Зато какая бесшумная походка выработалась у ребят! А как они научились прыгать и петлять — аборигены Сир–Тейто приняли бы их в свое племя без лишних разговоров! Самодельные мины с отбеливателем или трудносмывающейся краской, проволочные капканы, электрошоковые устройства, парализующие ловушки и самонаводящиеся дротики… все это они научились быстро находить, определять и разряжать. Да мне командир нашего подразделения СБ премию задолжал… или даже целых пять, за каждый отработанный коллективом в наших кладовых день, то есть ночь.
А ласковое прозвище «Су–у–у–к–к–ка!!!» надежно закрепилось за мной пожизненно. И только в таком произношении. С уважительным придыханием от удара под дых.
Но что удивительно, кроме особо ретивых кавалеров, в нерабочее время остальные через неделю про меня стали благополучно забывать. А в самый последний день забыли вообще. И я благополучно отоспалась под зеркальной маскировкой в кладовой на сутки вперед, поскольку смена была не моя, а я, третий год работая охранником, экзамен на пожарника сдала экстерном и была способна спать беспробудно по несколько суток, выдрыхаясь наперед. Если бы я знала, если б я только знала, что дальше произойдет…
[1] Один из двадцати диалектов планеты Челеста.
Глава 2
Побудка была так себе, не очень, и это очень мягко сказано. Проснулась я оттого, что в меня стреляли. На поражение. Лучевиком! И если бы лазер не отразило полотно зеркальной защитной маскировки, то уже через минуту шла бы я, помахивая парализатором, на свидание со святым Петром.
— Охренели! — матюгнулась я. — Это кто ж там такой нетерпеливый? Кому нетерпится женского тела?
Еще один выстрел.
Ах так!
Я озверела. Да эти уроды у меня заночуют в медотсеке. Пропишутся и безвылазно будут сидеть! И капитан не поможет. А поскольку там остались исключительно отрезвляющие средства, то будет им повторная шокотерапия!
Я подорвалась, как вольная птичка с чужого крестьянского поля, прикрываясь зеркальным плащом и разбрасывая себе за спину заранее припасенные карманные ловушки.
Плюх!

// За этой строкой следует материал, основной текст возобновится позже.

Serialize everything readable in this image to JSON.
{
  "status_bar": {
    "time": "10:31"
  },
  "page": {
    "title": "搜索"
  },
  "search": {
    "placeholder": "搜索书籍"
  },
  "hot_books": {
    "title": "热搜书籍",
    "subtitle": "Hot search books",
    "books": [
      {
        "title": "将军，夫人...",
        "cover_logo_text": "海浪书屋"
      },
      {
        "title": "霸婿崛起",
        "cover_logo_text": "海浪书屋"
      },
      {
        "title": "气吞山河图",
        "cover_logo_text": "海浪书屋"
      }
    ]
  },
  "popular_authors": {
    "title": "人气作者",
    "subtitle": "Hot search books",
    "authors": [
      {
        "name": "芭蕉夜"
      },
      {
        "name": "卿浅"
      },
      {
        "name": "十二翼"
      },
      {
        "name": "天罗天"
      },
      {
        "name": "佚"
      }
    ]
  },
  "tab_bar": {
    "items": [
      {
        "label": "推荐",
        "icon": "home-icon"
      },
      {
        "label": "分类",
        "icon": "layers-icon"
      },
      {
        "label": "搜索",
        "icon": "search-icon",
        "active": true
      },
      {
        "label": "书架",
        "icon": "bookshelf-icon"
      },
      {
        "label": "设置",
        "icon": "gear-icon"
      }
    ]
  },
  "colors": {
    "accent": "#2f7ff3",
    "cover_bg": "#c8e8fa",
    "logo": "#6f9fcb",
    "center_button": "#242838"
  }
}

Мимо. Плюх — головоломный акробатический прыжок.
Плюх! Ай, горячо! — плащ отразил, но не все, обычно остается немного жара.
Плюх! Второе попадание. Ой, печет–печет–пече–е–ет! Прыгала, как заяц, а в голове одна мысль: когда уже у этого козла наступит перезарядка?
— Мудак! — рявкнула в очередном прыжке. — Кто ж так даму уговаривает, козел?!! Ты что, меня поджарить хочешь сначала? Белокожие тоску навевают?
А в ответ тишина. И тут…
Клац–клац! А вот и она наступила, родимая перезарядка. Я бросила в сторону врага округлое зернышко пенного кокона, одновременно активируя.
Что, не ожидал? Посиди, дорогой, подумай о жизни… Помечтай, что с тобой сделает дева, тобою сильно обиженная. Или не сделает, а просто нафиг забудет о твоем существовании. И вспомнит, когда ей в старости напомнят о мужском скелете в шкафу.
Бздыщь! Это попали лучом в отбеливатель. Резко завоняло. Плюх! — это уже в меня попадание.
Мать моя женщина! Зеркальная защита на столько не рассчитана. Еще пару раз — и она растает, не выдержит. Это же только тоненькая пленочка, укрепленная полимерами и силикатами.
Хлюп! Маленький взрыв. Я нюхнула и чуть не откинулась. Туалетный освежитель, называется. Боже храни нас от таких освежителей, они же похлеще зорана и фосгена!
Бабах! Это они меня измором взять хотят? Нет, я не буду первой в мире женщиной, отравившейся туалетным освежителем!
— Ты не мудак! — закашлялась я от едких испарений, вытирая слезящиеся глаза и одновременно раздумывая: почему промолчала моя сигнализация? — Ты — космический мудозвон! Тебя что, не учили не стрелять куда попало? А если бы рвануло?!!
Тут в меня пальнули еще пару раз (видимо, от сильной обиды), защита удары по–прежнему отразила, потом последовала привычная картина маслом:
— Ой! — Бум! Крабс! Бздынь.
Еще бросила активированные мины и ловушки. Сдвоенный крик раций. И уже никто никуда не идет.
Я вернулась, чтобы посмотреть на тех, кто рискнул здоровьем на меня напасть. Не успела. Их было несколько, в костюмах высшей десантной защиты, и они шли грамотно, эшелонами. Первый эшелон крепко завяз, но их было еще два, и они приближались, тихо переговариваясь по рации, так что рассиживаться и разглядываться было некогда.